Es tranquilizador saber que la policía que investiga las denuncias de agresión sexual contra Mohamed Al Fayed ha enviado un expediente a la Fiscalía de la Corona, apenas tres años después de que el antiguo propietario de Harrods muriera a los 94 años, y solo décadas después de que las primeras supervivientes denunciaran sus abusos. La Fiscalía dice que no dará un plazo para cualquier decisión, a lo que podríamos decir: no me digas. En este caso, lo único de lo que nunca podrías acusar a las autoridades es de estar atadas a algo parecido a un calendario.
La historia, sin embargo, ciertamente tiene escala. Hasta ahora, más de 400 denuncias—incluyendo violación, agresión sexual, explotación sexual y trata de personas—se han presentado contra Al Fayed por al menos 156 mujeres. Se salió con la suya, muriendo sin enfrentar nunca cargos. Las denuncias abarcan desde 1977 hasta 2014. Al menos 21 mujeres se presentaron mientras él estaba vivo, y ha habido informes detallados en artículos de noticias y documentales sobre los presuntos facilitadores de su vil comportamiento, desde abogados hasta portavoces, matones de seguridad y los médicos que realizaban "controles de pureza" a sus jóvenes asistentas.
Así que, no quiero ser aguafiestas—porque cualquier progreso aquí es mejor que nada—pero esa sensación de escala no se ve realmente en el expediente enviado a la Fiscalía. Se refiere a un sospechoso masculino de unos 80 años y dos agresiones indecentes contra dos mujeres en Londres. La investigación sigue en curso, confirma la Policía Metropolitana.
Por supuesto, existen otras redes criminales insuficientemente procesadas. Durante la amplia cobertura del caso de Jeffrey Epstein, muchos se preguntaron cómo tanta gente podía hacer la vista gorda ante un abuso tan descarado por parte de alguien conocido por haber cumplido condena por solicitar prostitución a un menor. La gente se asombraba del vasto silencio colectivo—sin embargo, cualquiera que no pudiera creerlo debería haberse sentido tranquilizado de que otros vastos silencios seguían muy vivos. El ahora infame mensaje de simpatía de Peter Mandelson a su amigo Jeffrey justo antes de su encarcelamiento en 2008—"eso simplemente no podría pasar en Gran Bretaña"—siempre me parece irónicamente apropiado. Quizás su señoría tenía razón, aunque no en el sentido que quería decir.
Mientras el escándalo de Epstein rugía a principios de este año, varias supervivientes de Al Fayed me escribieron preguntando por qué ese caso dominaba todo mientras otro, aún sin resolver—y mucho más cercano a casa—parecía carecer del estallido de indignación que empuja algo desde las sombras de la sociedad al foco de nuestras (siempre tardías) rendiciones de cuentas. La respuesta habitual es que muchas personas e instituciones tienen un profundo interés creado en no llegar al fondo del asunto.

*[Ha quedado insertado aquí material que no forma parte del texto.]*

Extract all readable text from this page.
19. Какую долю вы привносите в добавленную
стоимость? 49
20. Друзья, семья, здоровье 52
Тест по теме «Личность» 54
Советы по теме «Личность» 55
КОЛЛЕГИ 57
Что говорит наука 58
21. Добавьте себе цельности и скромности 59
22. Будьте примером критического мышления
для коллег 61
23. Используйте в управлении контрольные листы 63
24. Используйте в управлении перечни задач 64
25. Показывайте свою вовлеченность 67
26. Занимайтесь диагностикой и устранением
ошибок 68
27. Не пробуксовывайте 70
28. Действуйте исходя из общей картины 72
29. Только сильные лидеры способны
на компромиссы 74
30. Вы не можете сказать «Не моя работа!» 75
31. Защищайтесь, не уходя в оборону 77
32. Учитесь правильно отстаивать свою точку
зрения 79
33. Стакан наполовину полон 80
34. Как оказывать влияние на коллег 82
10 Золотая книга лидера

Sería imprudente concluir cualquier otra cosa aquí. No ha habido una presión política comparable para arrojar luz sobre las actividades de Al Fayed. Nadie ha recibido cobertura noticiosa de punta a punta por preguntar cómo podía dirigir un presunto imperio criminal en el corazón de Knightsbridge, cuando las denuncias se hicieron repetidamente y los rumores en los círculos de élite eran más que fuertes. Parece que simplemente era así como eran las cosas.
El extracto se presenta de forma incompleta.